When we last went to Canada, we had very low expectations for eating and drinking. We were expecting the bread to be sugary and inedible and the beer to be cold and fizzy and bland. But then we discovered artisan bakeries and the world of micro breweries and craft beers. Chris took great pleasure in buying different bottles of crazily strong local beers and we tasted so many of them I can't remember half of their names. We visited a couple of brewery bars where there was a tasting menu and discovered all sorts of extremely palatable beers.

So when the Sierra Nevada Pale Ale started to become available in the UK we were pretty pleased. It wasn't the most exciting of the west coast beers that we had tried, but it was rather nice, and not at all lager-y. Then the other week I noticed that a local pub (I imagine it has a trendier name for itself - a tap maybe. Something that indicates that it stocks a colossal number of proper beers), was hosting a Sierra Nevada tasting evening. So for Ian's birthday outing, we went.

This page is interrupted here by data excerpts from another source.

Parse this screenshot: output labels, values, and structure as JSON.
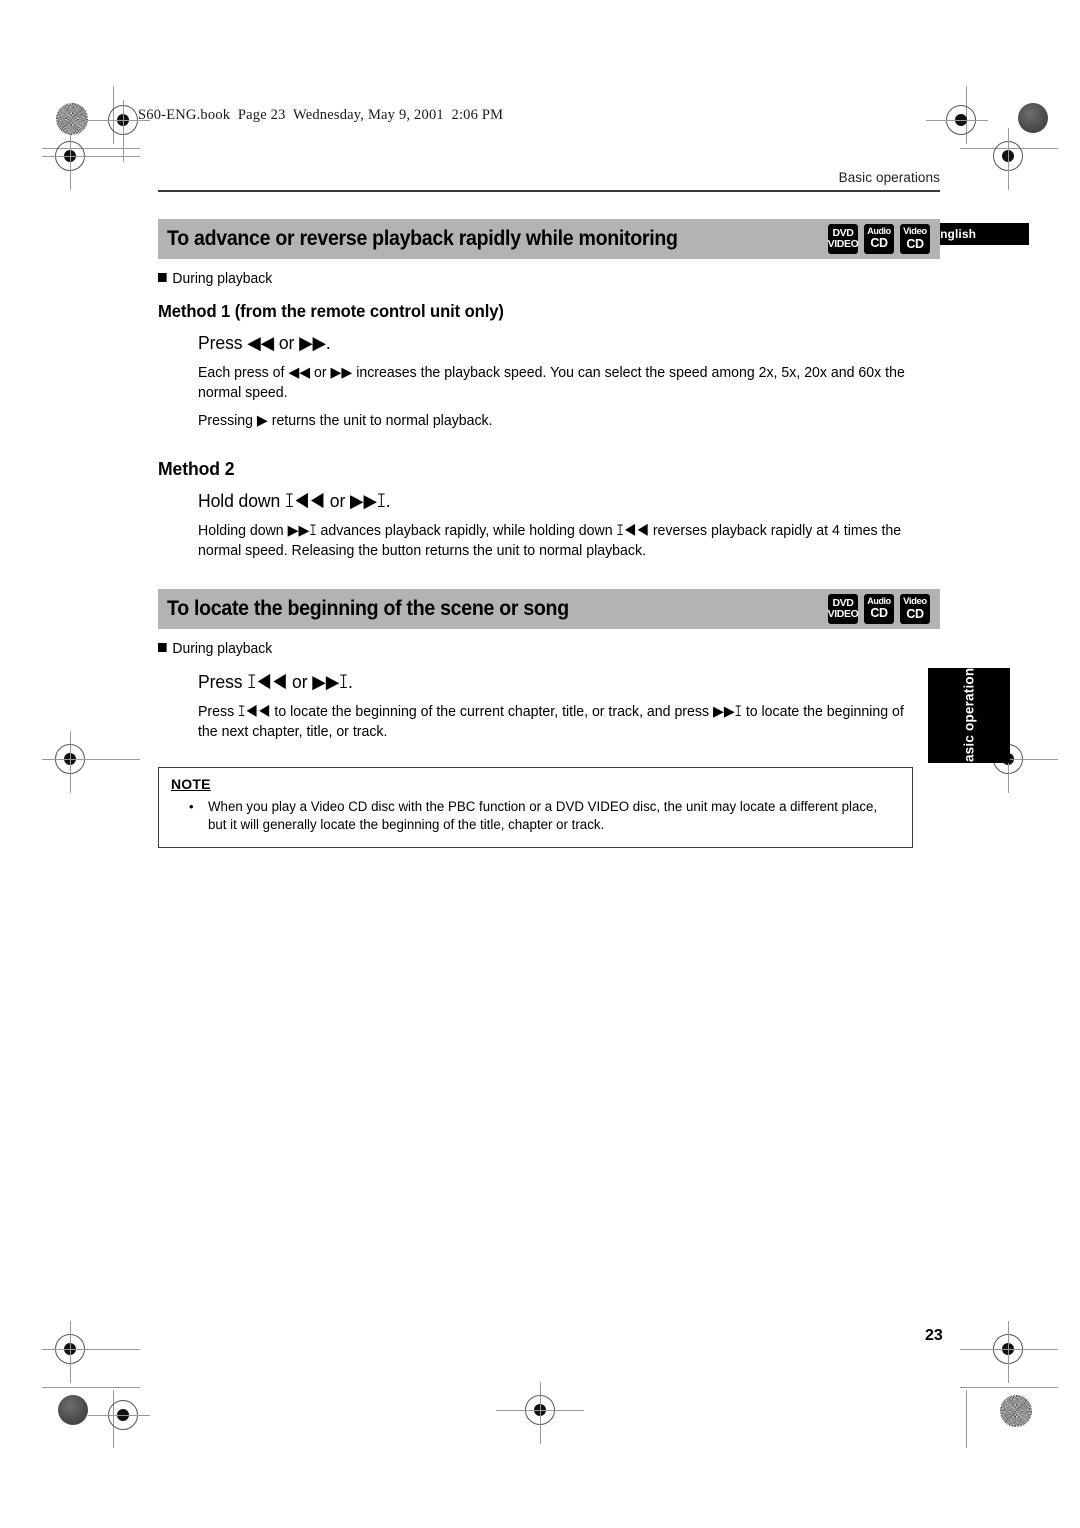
{
  "scan": {
    "header_line": "S60-ENG.book  Page 23  Wednesday, May 9, 2001  2:06 PM"
  },
  "page": {
    "running_head": "Basic operations",
    "page_number": "23",
    "language_tab": "English",
    "side_tab": "Basic operations"
  },
  "disc_icons": [
    {
      "name": "dvd-video",
      "line1": "DVD",
      "line2": "VIDEO"
    },
    {
      "name": "audio-cd",
      "line1": "Audio",
      "line2": "CD"
    },
    {
      "name": "video-cd",
      "line1": "Video",
      "line2": "CD"
    }
  ],
  "sections": [
    {
      "title": "To advance or reverse playback rapidly while monitoring",
      "condition": "During playback",
      "methods": [
        {
          "heading": "Method 1 (from the remote control unit only)",
          "step": "Press ◀◀ or ▶▶.",
          "paragraphs": [
            "Each press of ◀◀ or ▶▶ increases the playback speed. You can select the speed among 2x, 5x, 20x and 60x the normal speed.",
            "Pressing ▶ returns the unit to normal playback."
          ]
        },
        {
          "heading": "Method 2",
          "step": "Hold down ꕯ◀◀ or ▶▶ꕯ.",
          "paragraphs": [
            "Holding down ▶▶ꕯ advances playback rapidly, while holding down ꕯ◀◀ reverses playback rapidly at 4 times the normal speed. Releasing the button returns the unit to normal playback."
          ]
        }
      ]
    },
    {
      "title": "To locate the beginning of the scene or song",
      "condition": "During playback",
      "step": "Press ꕯ◀◀ or ▶▶ꕯ.",
      "paragraphs": [
        "Press ꕯ◀◀ to locate the beginning of the current chapter, title, or track, and press ▶▶ꕯ to locate the beginning of the next chapter, title, or track."
      ]
    }
  ],
  "note": {
    "label": "NOTE",
    "bullet": "•",
    "text": "When you play a Video CD disc with the PBC function or a DVD VIDEO disc, the unit may locate a different place, but it will generally locate the beginning of the title, chapter or track."
  }
}
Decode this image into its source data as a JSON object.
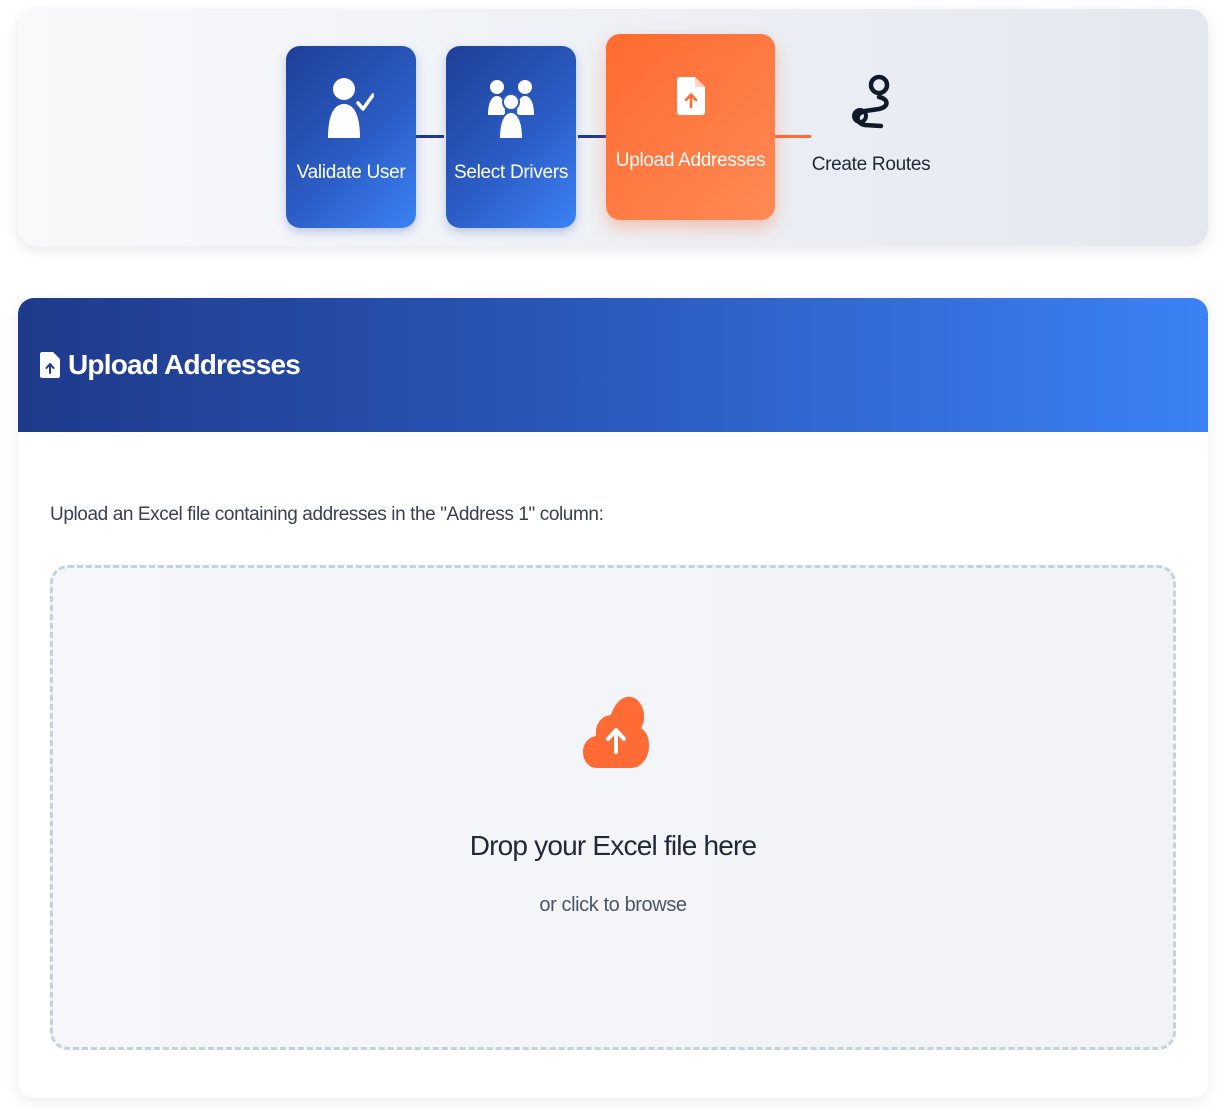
{
  "stepper": {
    "steps": [
      {
        "label": "Validate User",
        "icon": "user-check-icon",
        "state": "completed"
      },
      {
        "label": "Select Drivers",
        "icon": "users-icon",
        "state": "completed"
      },
      {
        "label": "Upload Addresses",
        "icon": "file-upload-icon",
        "state": "active"
      },
      {
        "label": "Create Routes",
        "icon": "route-icon",
        "state": "pending"
      }
    ]
  },
  "upload_panel": {
    "title": "Upload Addresses",
    "icon": "file-upload-icon",
    "instruction": "Upload an Excel file containing addresses in the \"Address 1\" column:",
    "dropzone": {
      "icon": "cloud-upload-icon",
      "title": "Drop your Excel file here",
      "subtitle": "or click to browse"
    }
  },
  "colors": {
    "primary_dark": "#1e3a8a",
    "primary_light": "#3b82f6",
    "accent_orange": "#ff6b35",
    "text_dark": "#1f2937"
  }
}
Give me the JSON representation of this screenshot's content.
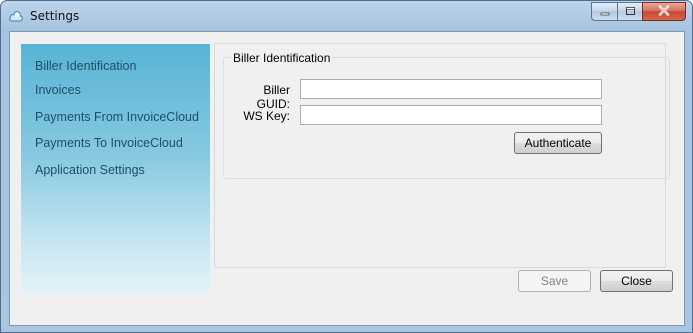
{
  "window": {
    "title": "Settings",
    "app_icon": "cloud-icon"
  },
  "caption_buttons": {
    "minimize_icon": "minimize-icon",
    "maximize_icon": "maximize-icon",
    "close_icon": "close-icon"
  },
  "nav": {
    "items": [
      {
        "label": "Biller Identification"
      },
      {
        "label": "Invoices"
      },
      {
        "label": "Payments From InvoiceCloud"
      },
      {
        "label": "Payments To InvoiceCloud"
      },
      {
        "label": "Application Settings"
      }
    ]
  },
  "biller_identification": {
    "group_title": "Biller Identification",
    "biller_guid_label": "Biller GUID:",
    "biller_guid_value": "",
    "ws_key_label": "WS Key:",
    "ws_key_value": "",
    "authenticate_label": "Authenticate"
  },
  "footer": {
    "save_label": "Save",
    "save_enabled": false,
    "close_label": "Close"
  }
}
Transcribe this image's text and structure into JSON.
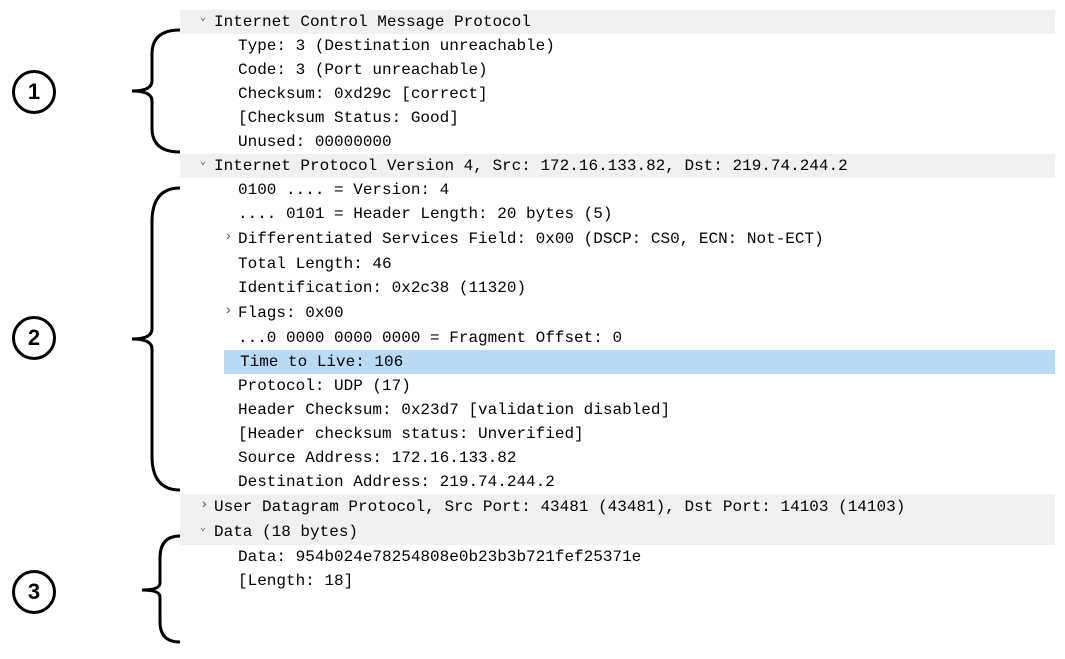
{
  "annotations": {
    "label1": "1",
    "label2": "2",
    "label3": "3"
  },
  "icmp": {
    "header": "Internet Control Message Protocol",
    "type": "Type: 3 (Destination unreachable)",
    "code": "Code: 3 (Port unreachable)",
    "checksum": "Checksum: 0xd29c [correct]",
    "checksum_status": "[Checksum Status: Good]",
    "unused": "Unused: 00000000"
  },
  "ipv4": {
    "header": "Internet Protocol Version 4, Src: 172.16.133.82, Dst: 219.74.244.2",
    "version": "0100 .... = Version: 4",
    "header_length": ".... 0101 = Header Length: 20 bytes (5)",
    "dsf": "Differentiated Services Field: 0x00 (DSCP: CS0, ECN: Not-ECT)",
    "total_length": "Total Length: 46",
    "identification": "Identification: 0x2c38 (11320)",
    "flags": "Flags: 0x00",
    "fragment_offset": "...0 0000 0000 0000 = Fragment Offset: 0",
    "ttl": "Time to Live: 106",
    "protocol": "Protocol: UDP (17)",
    "header_checksum": "Header Checksum: 0x23d7 [validation disabled]",
    "header_checksum_status": "[Header checksum status: Unverified]",
    "src_addr": "Source Address: 172.16.133.82",
    "dst_addr": "Destination Address: 219.74.244.2"
  },
  "udp": {
    "header": "User Datagram Protocol, Src Port: 43481 (43481), Dst Port: 14103 (14103)"
  },
  "data": {
    "header": "Data (18 bytes)",
    "data": "Data: 954b024e78254808e0b23b3b721fef25371e",
    "length": "[Length: 18]"
  }
}
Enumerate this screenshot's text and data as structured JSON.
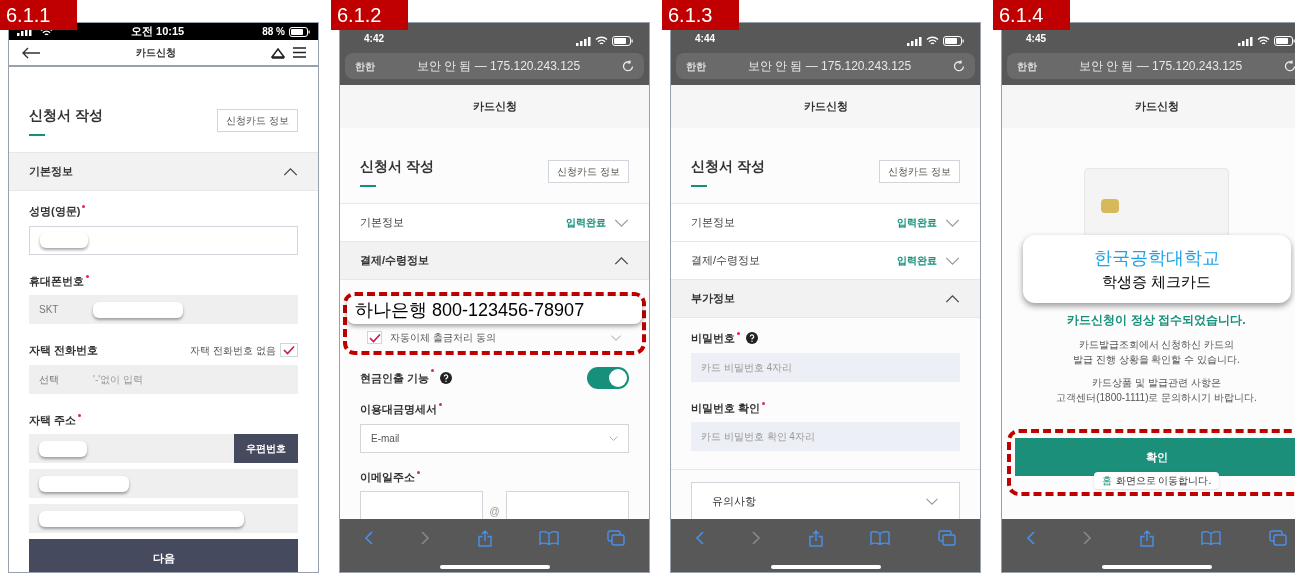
{
  "panels": [
    {
      "label": "6.1.1",
      "kind": "app",
      "time": "오전 10:15",
      "battery": "88 %",
      "title": "카드신청",
      "items": [
        {
          "kind": "title",
          "text": "신청서 작성",
          "button": "신청카드 정보"
        },
        {
          "kind": "section",
          "text": "기본정보",
          "expanded": true
        },
        {
          "kind": "label",
          "text": "성명(영문)",
          "required": true
        },
        {
          "kind": "textbox",
          "masked": true
        },
        {
          "kind": "label",
          "text": "휴대폰번호",
          "required": true
        },
        {
          "kind": "field",
          "prefix": "SKT",
          "masked": true
        },
        {
          "kind": "label",
          "text": "자택 전화번호",
          "check_label": "자택 전화번호 없음",
          "checked": true
        },
        {
          "kind": "field",
          "prefix": "선택",
          "placeholder": "'-'없이 입력"
        },
        {
          "kind": "label",
          "text": "자택 주소",
          "required": true
        },
        {
          "kind": "field",
          "masked": true,
          "button": "우편번호"
        },
        {
          "kind": "field",
          "masked": true
        },
        {
          "kind": "field",
          "masked": true
        },
        {
          "kind": "button",
          "text": "다음"
        }
      ]
    },
    {
      "label": "6.1.2",
      "kind": "browser",
      "time": "4:42",
      "reader": "한한",
      "url": "보안 안 됨 — 175.120.243.125",
      "title": "카드신청",
      "items": [
        {
          "kind": "title",
          "text": "신청서 작성",
          "button": "신청카드 정보"
        },
        {
          "kind": "section",
          "text": "기본정보",
          "status": "입력완료",
          "expanded": false
        },
        {
          "kind": "section",
          "text": "결제/수령정보",
          "expanded": true
        },
        {
          "kind": "callout",
          "text": "하나은행 800-123456-78907",
          "consent": "자동이체 출금처리 동의",
          "checked": true
        },
        {
          "kind": "toggle",
          "text": "현금인출 기능",
          "required": true,
          "help": true,
          "on": true
        },
        {
          "kind": "label",
          "text": "이용대금명세서",
          "required": true
        },
        {
          "kind": "select",
          "value": "E-mail"
        },
        {
          "kind": "label",
          "text": "이메일주소",
          "required": true
        },
        {
          "kind": "email",
          "separator": "@"
        }
      ]
    },
    {
      "label": "6.1.3",
      "kind": "browser",
      "time": "4:44",
      "reader": "한한",
      "url": "보안 안 됨 — 175.120.243.125",
      "title": "카드신청",
      "items": [
        {
          "kind": "title",
          "text": "신청서 작성",
          "button": "신청카드 정보"
        },
        {
          "kind": "section",
          "text": "기본정보",
          "status": "입력완료",
          "expanded": false
        },
        {
          "kind": "section",
          "text": "결제/수령정보",
          "status": "입력완료",
          "expanded": false
        },
        {
          "kind": "section",
          "text": "부가정보",
          "expanded": true
        },
        {
          "kind": "label",
          "text": "비밀번호",
          "required": true,
          "help": true
        },
        {
          "kind": "password",
          "placeholder": "카드 비밀번호 4자리"
        },
        {
          "kind": "label",
          "text": "비밀번호 확인",
          "required": true
        },
        {
          "kind": "password",
          "placeholder": "카드 비밀번호 확인 4자리"
        },
        {
          "kind": "accordion",
          "text": "유의사항"
        }
      ]
    },
    {
      "label": "6.1.4",
      "kind": "browser",
      "time": "4:45",
      "reader": "한한",
      "url": "보안 안 됨 — 175.120.243.125",
      "title": "카드신청",
      "items": [
        {
          "kind": "card_image"
        },
        {
          "kind": "callout_card",
          "title": "한국공학대학교",
          "subtitle": "학생증 체크카드"
        },
        {
          "kind": "success",
          "text": "카드신청이 정상 접수되었습니다."
        },
        {
          "kind": "paragraph",
          "text": "카드발급조회에서 신청하신 카드의\n발급 진행 상황을 확인할 수 있습니다."
        },
        {
          "kind": "paragraph",
          "text": "카드상품 및 발급관련 사항은\n고객센터(1800-1111)로 문의하시기 바랍니다."
        },
        {
          "kind": "confirm",
          "text": "확인",
          "tooltip_accent": "홈",
          "tooltip": "화면으로 이동합니다."
        }
      ]
    }
  ]
}
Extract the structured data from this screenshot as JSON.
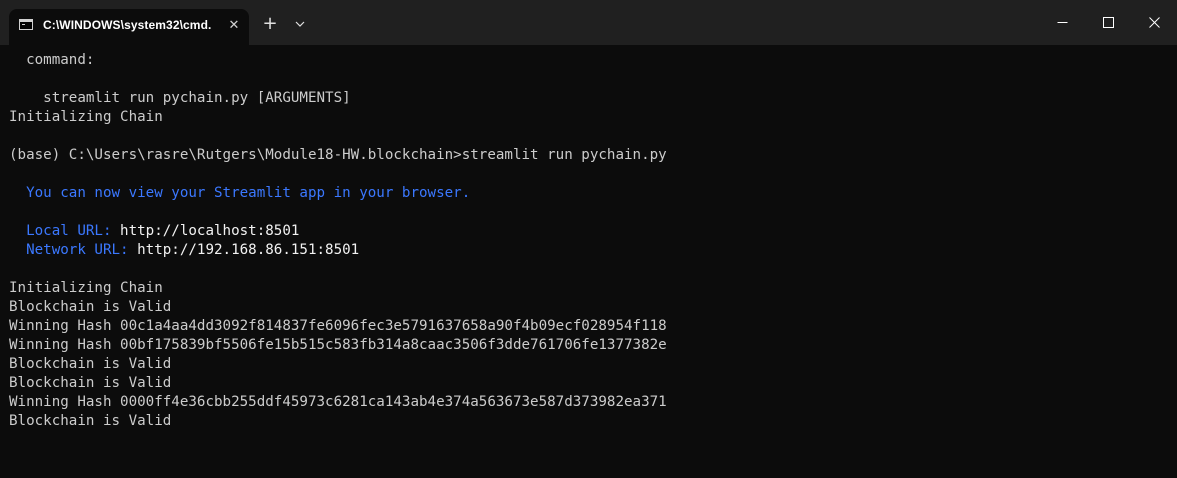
{
  "window": {
    "tab_title": "C:\\WINDOWS\\system32\\cmd.",
    "tab_close_glyph": "✕",
    "new_tab_glyph": "+",
    "icons": {
      "tab": "cmd-icon",
      "close_tab": "close-icon",
      "new_tab": "plus-icon",
      "dropdown": "chevron-down-icon",
      "minimize": "minimize-icon",
      "maximize": "maximize-icon",
      "close": "close-window-icon"
    }
  },
  "colors": {
    "background": "#0c0c0c",
    "titlebar": "#202020",
    "text": "#cccccc",
    "bright_text": "#f2f2f2",
    "blue": "#3b78ff"
  },
  "terminal": {
    "lines": [
      {
        "text": "  command:"
      },
      {
        "text": ""
      },
      {
        "text": "    streamlit run pychain.py [ARGUMENTS]"
      },
      {
        "text": "Initializing Chain"
      },
      {
        "text": ""
      },
      {
        "text": "(base) C:\\Users\\rasre\\Rutgers\\Module18-HW.blockchain>streamlit run pychain.py"
      },
      {
        "text": ""
      },
      {
        "text": "  You can now view your Streamlit app in your browser."
      },
      {
        "text": ""
      },
      {
        "label": "  Local URL: ",
        "value": "http://localhost:8501"
      },
      {
        "label": "  Network URL: ",
        "value": "http://192.168.86.151:8501"
      },
      {
        "text": ""
      },
      {
        "text": "Initializing Chain"
      },
      {
        "text": "Blockchain is Valid"
      },
      {
        "text": "Winning Hash 00c1a4aa4dd3092f814837fe6096fec3e5791637658a90f4b09ecf028954f118"
      },
      {
        "text": "Winning Hash 00bf175839bf5506fe15b515c583fb314a8caac3506f3dde761706fe1377382e"
      },
      {
        "text": "Blockchain is Valid"
      },
      {
        "text": "Blockchain is Valid"
      },
      {
        "text": "Winning Hash 0000ff4e36cbb255ddf45973c6281ca143ab4e374a563673e587d373982ea371"
      },
      {
        "text": "Blockchain is Valid"
      }
    ]
  }
}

Mmmmmmm, beers. (Ian didn't pull this face all evening.) They were very tasty. 10 different beers from the brewery ranging from a light, open fermented Kellerweis to the crazily thick and birch syrupy Life and Limb (10%!).

Most entertaining were the beer camp beers - beers formulated at a week-long beer festival where the brewery invite the best to come and invent recipes together. It turns out, unsurprisingly, that I am still not the biggest stout drinker, but that a red ale will always be the way forward. Hooray for Imperial Red Ale (and not forgetting the wonderful, albeit much closer to home, Red Cuillin).